Missouri’s distracted driving bill needs more teeth

The bill’s intent is undermined by making texting while driving a secondary offense, meaning police can’t pull drivers over and ticket them merely for visibly using a cellphone while driving



May 23, 2023 - 2:30 PM

Missouri is finally taking action against distracted drivers. Photo by Erin Hooley/Chicago Tribune/TNS

Better late than never, and better than nothing. That’s about the best that can be said of the ban on cellphone usage while driving that the Missouri Legislature has sent to Gov. Mike Parson. The law doesn’t make cellphone usage a primary offense for which a driver can be pulled over. Still, it’s a small step in the right direction for a state that has badly lagged the nation in addressing the scourge of distracted driving. Parson should sign the bill into law, and the Legislature should work to add more teeth into it as soon as possible.

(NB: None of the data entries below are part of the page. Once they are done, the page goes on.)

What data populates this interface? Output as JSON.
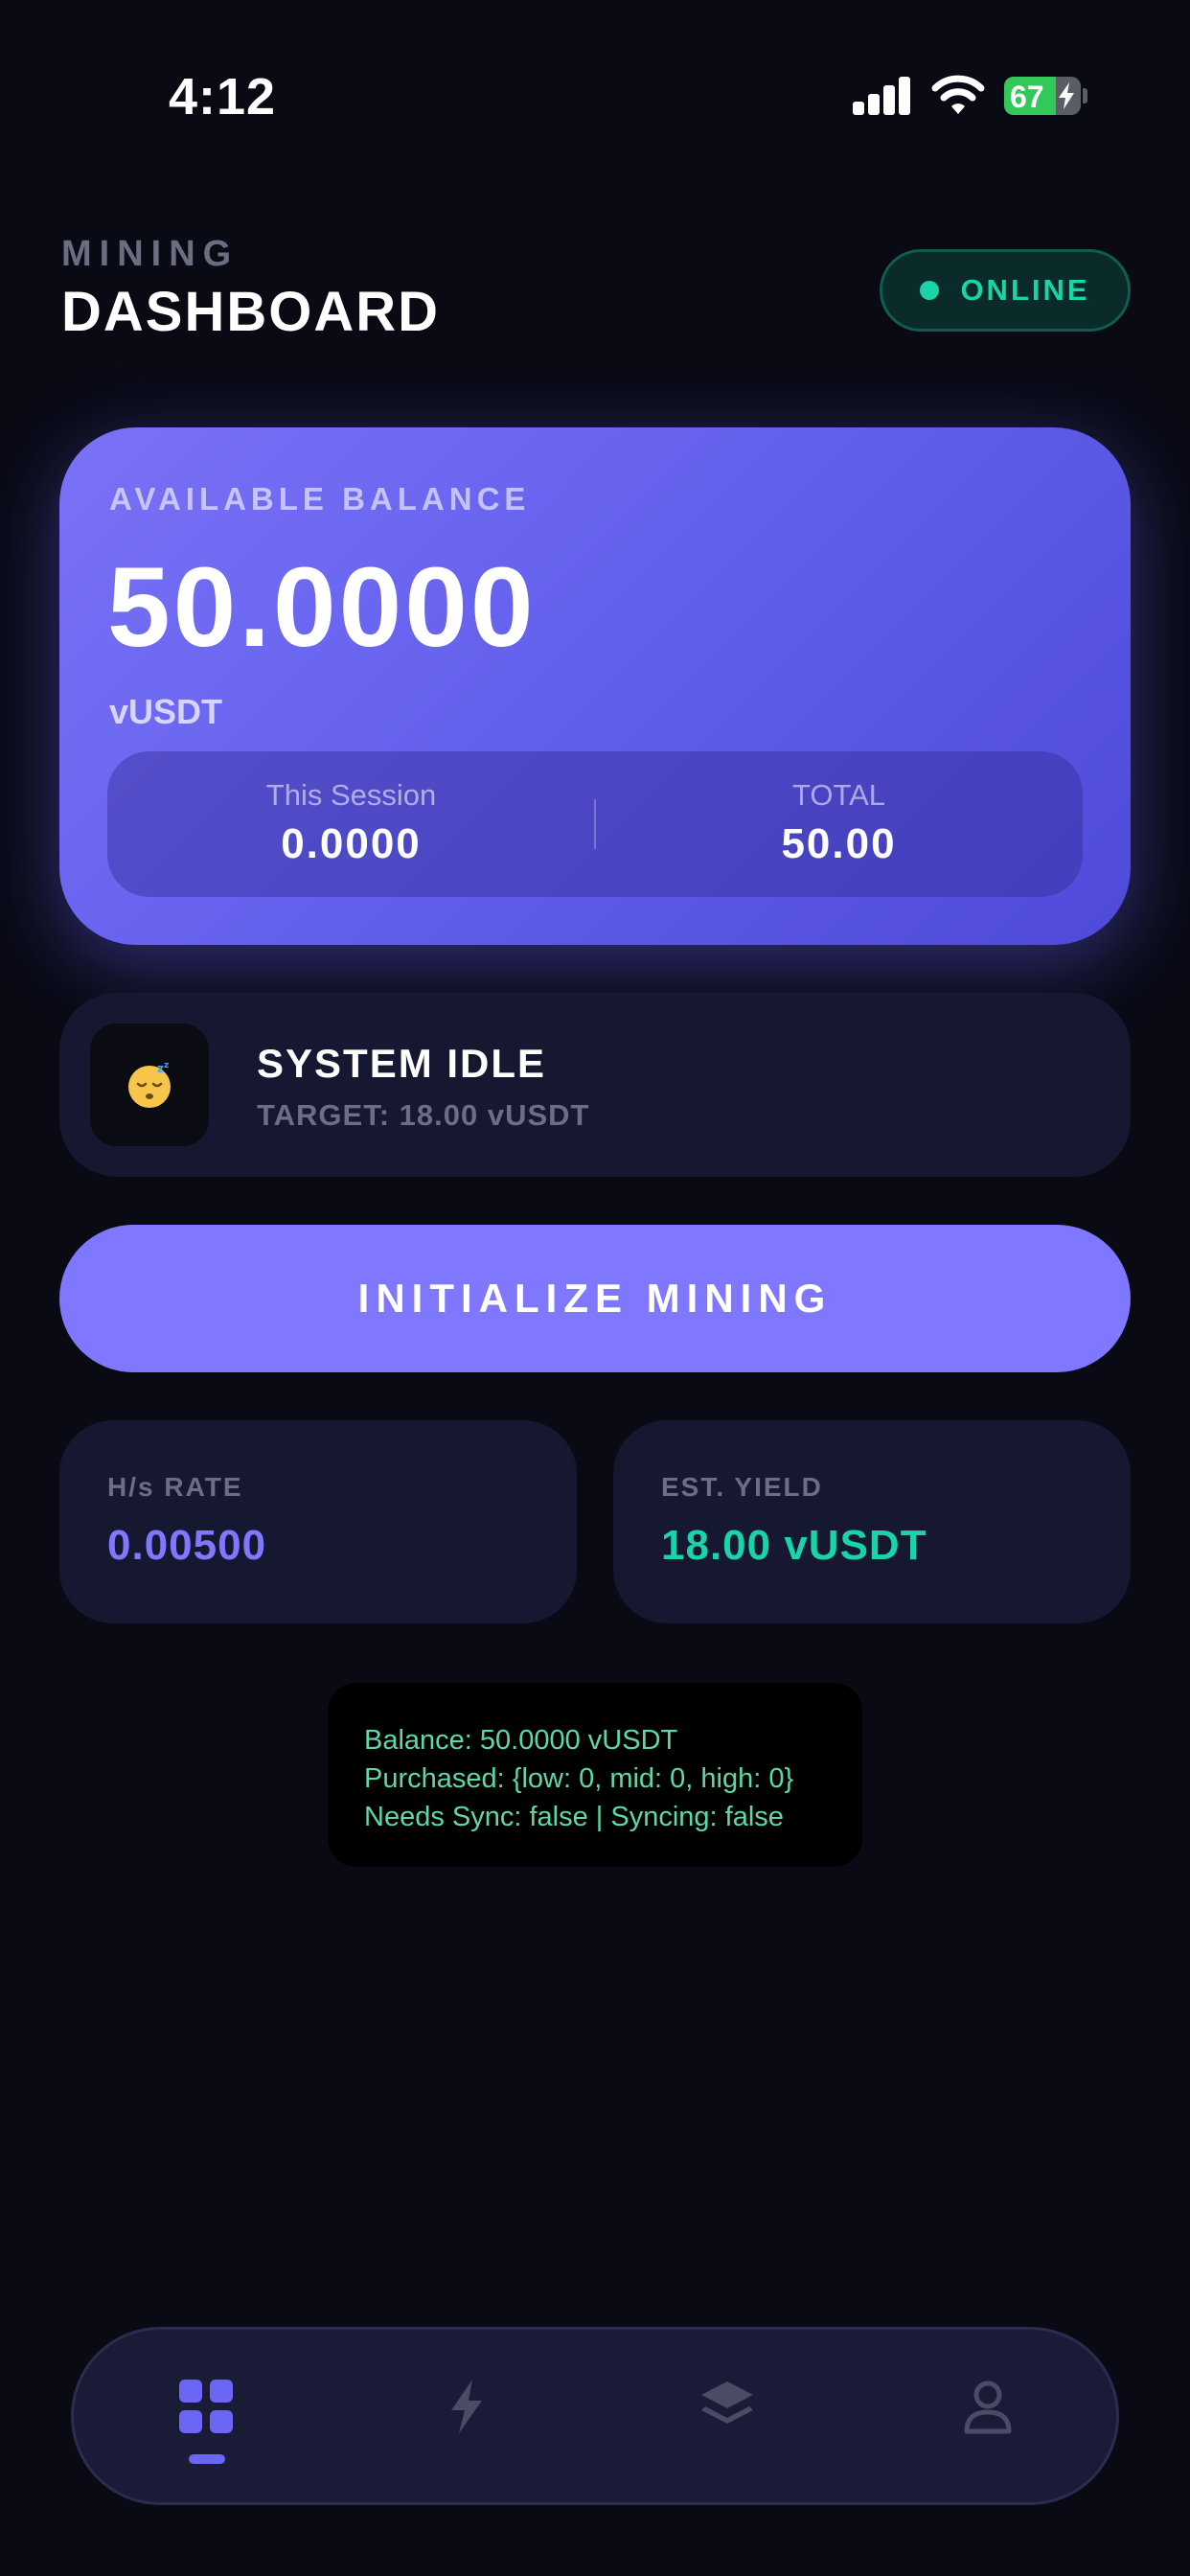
{
  "status_bar": {
    "time": "4:12",
    "battery_percent": "67",
    "battery_level": 0.67,
    "icons": [
      "signal-icon",
      "wifi-icon",
      "battery-charging-icon"
    ]
  },
  "header": {
    "subtitle": "MINING",
    "title": "DASHBOARD",
    "status_label": "ONLINE"
  },
  "balance": {
    "label": "AVAILABLE BALANCE",
    "amount": "50.0000",
    "unit": "vUSDT",
    "session_label": "This Session",
    "session_value": "0.0000",
    "total_label": "TOTAL",
    "total_value": "50.00"
  },
  "system": {
    "icon": "sleeping-face-emoji",
    "emoji": "😴",
    "title": "SYSTEM IDLE",
    "target": "TARGET: 18.00 vUSDT"
  },
  "actions": {
    "init_label": "INITIALIZE MINING"
  },
  "stats": {
    "rate_label": "H/s RATE",
    "rate_value": "0.00500",
    "yield_label": "EST. YIELD",
    "yield_value": "18.00 vUSDT"
  },
  "debug": {
    "lines": [
      "Balance: 50.0000 vUSDT",
      "Purchased: {low: 0, mid: 0, high: 0}",
      "Needs Sync: false | Syncing: false"
    ]
  },
  "nav": {
    "items": [
      {
        "icon": "grid-icon",
        "active": true
      },
      {
        "icon": "lightning-icon",
        "active": false
      },
      {
        "icon": "layers-icon",
        "active": false
      },
      {
        "icon": "user-icon",
        "active": false
      }
    ]
  },
  "colors": {
    "background": "#090a14",
    "accent": "#7f78ff",
    "online": "#19d4a8",
    "rate": "#7f78ff",
    "yield": "#19d4a8",
    "debug_text": "#5ed8a4",
    "nav_active": "#6b66f4",
    "nav_inactive": "#4a4c66"
  }
}
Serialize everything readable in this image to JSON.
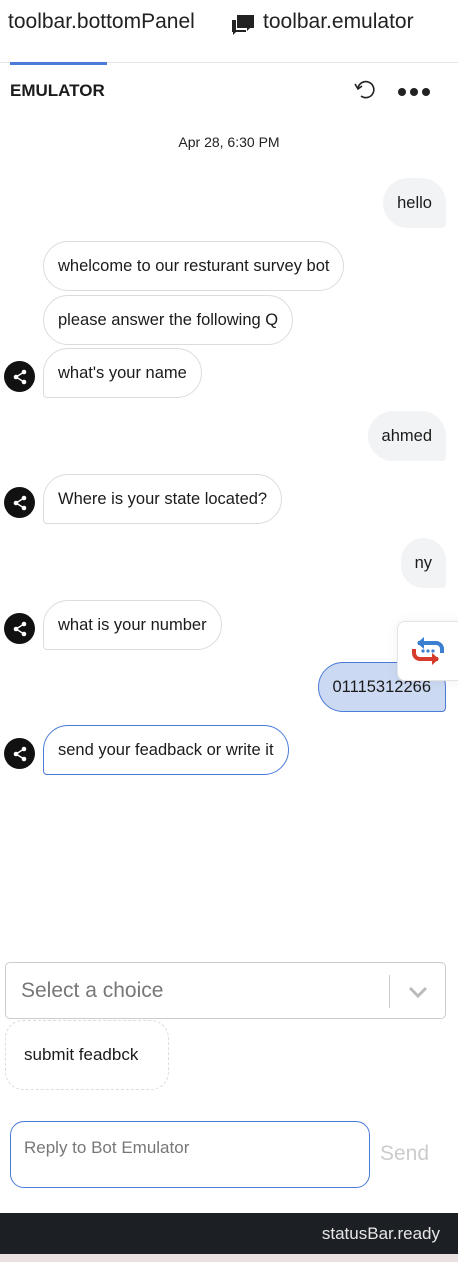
{
  "toolbar": {
    "bottomPanel": "toolbar.bottomPanel",
    "emulator": "toolbar.emulator"
  },
  "header": {
    "title": "EMULATOR",
    "icons": [
      "restart-icon",
      "more-icon"
    ]
  },
  "chat": {
    "timestamp": "Apr 28, 6:30 PM",
    "messages": [
      {
        "from": "user",
        "text": "hello"
      },
      {
        "from": "bot",
        "text": "whelcome to our resturant survey bot"
      },
      {
        "from": "bot",
        "text": "please answer the following Q"
      },
      {
        "from": "bot",
        "text": "what's your name"
      },
      {
        "from": "user",
        "text": "ahmed"
      },
      {
        "from": "bot",
        "text": "Where is your state located?"
      },
      {
        "from": "user",
        "text": "ny"
      },
      {
        "from": "bot",
        "text": "what is your number"
      },
      {
        "from": "user",
        "text": "01115312266"
      },
      {
        "from": "bot",
        "text": "send your feadback or write it"
      }
    ]
  },
  "choice": {
    "placeholder": "Select a choice",
    "submit": "submit feadbck"
  },
  "composer": {
    "placeholder": "Reply to Bot Emulator",
    "send": "Send"
  },
  "statusBar": {
    "text": "statusBar.ready"
  },
  "colors": {
    "accent": "#4a7bd8",
    "userSelected": "#ccd9f2",
    "statusBar": "#1c1f24"
  }
}
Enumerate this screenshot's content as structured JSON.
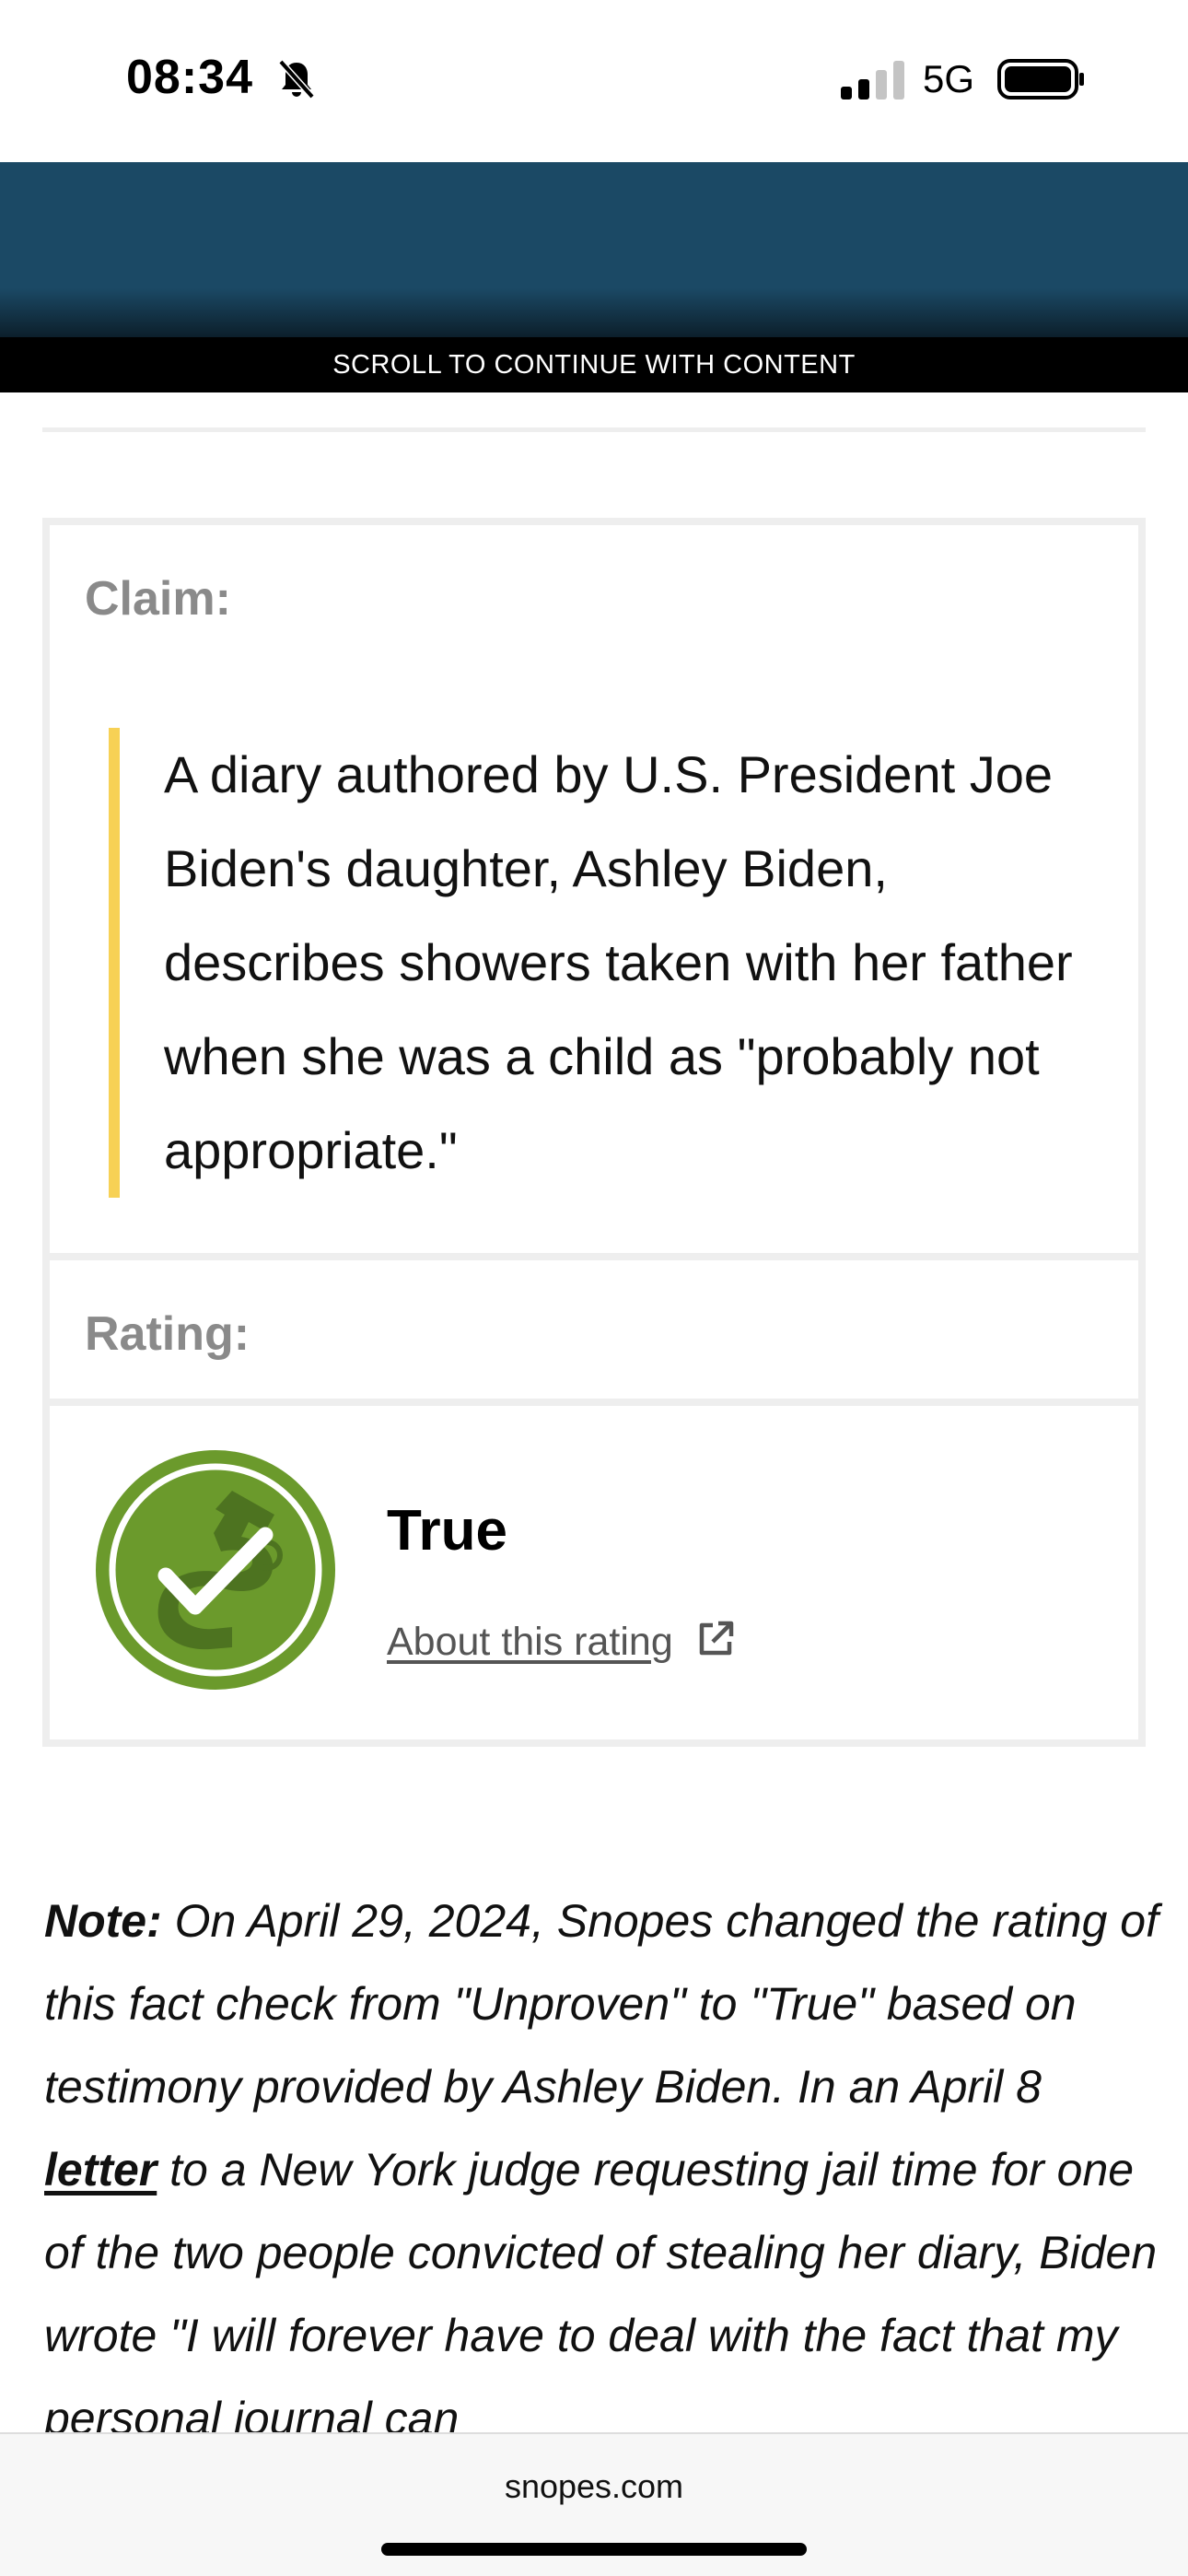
{
  "status_bar": {
    "time": "08:34",
    "network": "5G",
    "icons": [
      "bell-slash-icon",
      "signal-icon",
      "battery-icon"
    ]
  },
  "ad": {
    "banner_color": "#1b4965",
    "scroll_notice": "SCROLL TO CONTINUE WITH CONTENT"
  },
  "claim": {
    "label": "Claim:",
    "text": "A diary authored by U.S. President Joe Biden's daughter, Ashley Biden, describes showers taken with her father when she was a child as \"probably not appropriate.\"",
    "accent_color": "#f7d155"
  },
  "rating": {
    "label": "Rating:",
    "value": "True",
    "about_link": "About this rating",
    "badge_color": "#6b9a2c",
    "badge_icon": "true-check-badge-icon"
  },
  "note": {
    "label": "Note:",
    "text_before_link": " On April 29, 2024, Snopes changed the rating of this fact check from \"Unproven\" to \"True\" based on testimony provided by Ashley Biden. In an April 8 ",
    "link_text": "letter",
    "text_after_link": " to a New York judge requesting jail time for one of the two people convicted of stealing her diary, Biden wrote \"I will forever have to deal with the fact that my personal journal can"
  },
  "browser": {
    "domain": "snopes.com"
  }
}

Missouri already prohibits using a cellphone while driving for people under 21, but it remains one of just two states in the nation (Montana is the other) with no restrictions on adults who feel like texting and doing other things on their phones when their eyes should be on the road. Distracted driving accounts for thousands of highway deaths annually, with death rates rising in recent years as cellphone usage has gone from being commonplace to ubiquitous.

There’s no real rational argument for not outlawing cellphone usage behind the wheel. Warnings that it’s government overreach ignore the fact that society long ago accepted myriad restrictions on driving — licensing, speed limits, stop signs — because a rolling two-ton machine is inherently dangerous. Missouri conservatives who have zealously sought to insert government into the medical decisions of women and transgender patients have sounded more than a little inconsistent in arguing there is some sacred privacy right to cellphone usage while driving.